You're right about the water in the oil, and it is going to be difficult to "suck it out" because it is an emulsified mess. [We always run the engine before we try to suck out the engine oil for a change, to warm it and lessen its viscosity].

What story did the seller tell you about how the seizure was discovered? (I'm not understanding why one would remove the water inlet hose to the engine after it seized. Closing the through hull for the engine would stop water coming in.) Maybe my brain isn't firing on all cylinders today, but it sounds weird to me.

Nevermind, Wotname and skipperpete are both good mechanics here.

The seller didn't tell us it was seized. He told us it would turn over but not run but he may not have tried to start it for a length of time as he lived on board and rarely moved from his mooring.


I like your idea about starting the engine to warm the oil up but I was concerned about starting it with the sludge in the sump but that may be the only way to get it out.

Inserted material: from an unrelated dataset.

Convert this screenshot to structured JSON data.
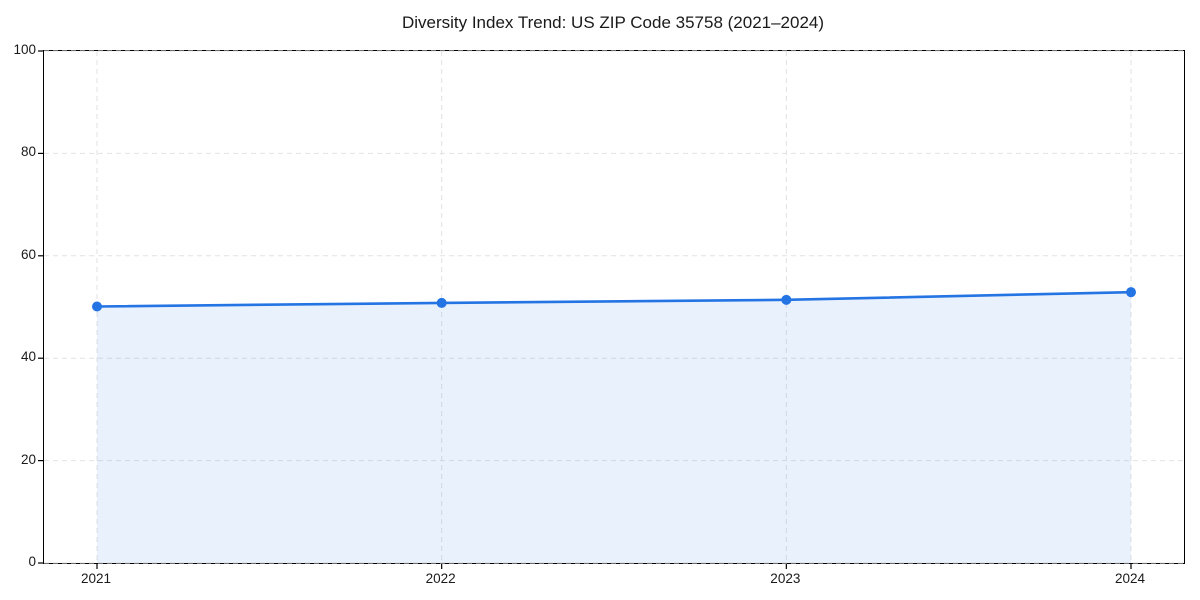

We'll see what can be done

I don't know why he removed the water intake from the water pump. I can only assume the pump leaked and he disconnected it and plugged it to stop water ingress.

It was still connected from inlet through primary debris trap and then plugged at the point where it should be connected to the water pump.

From the water pump outlet, it was still connected to the water jacket.

He had a small 9.8 hp outboard so I guess the inboard was not a priority.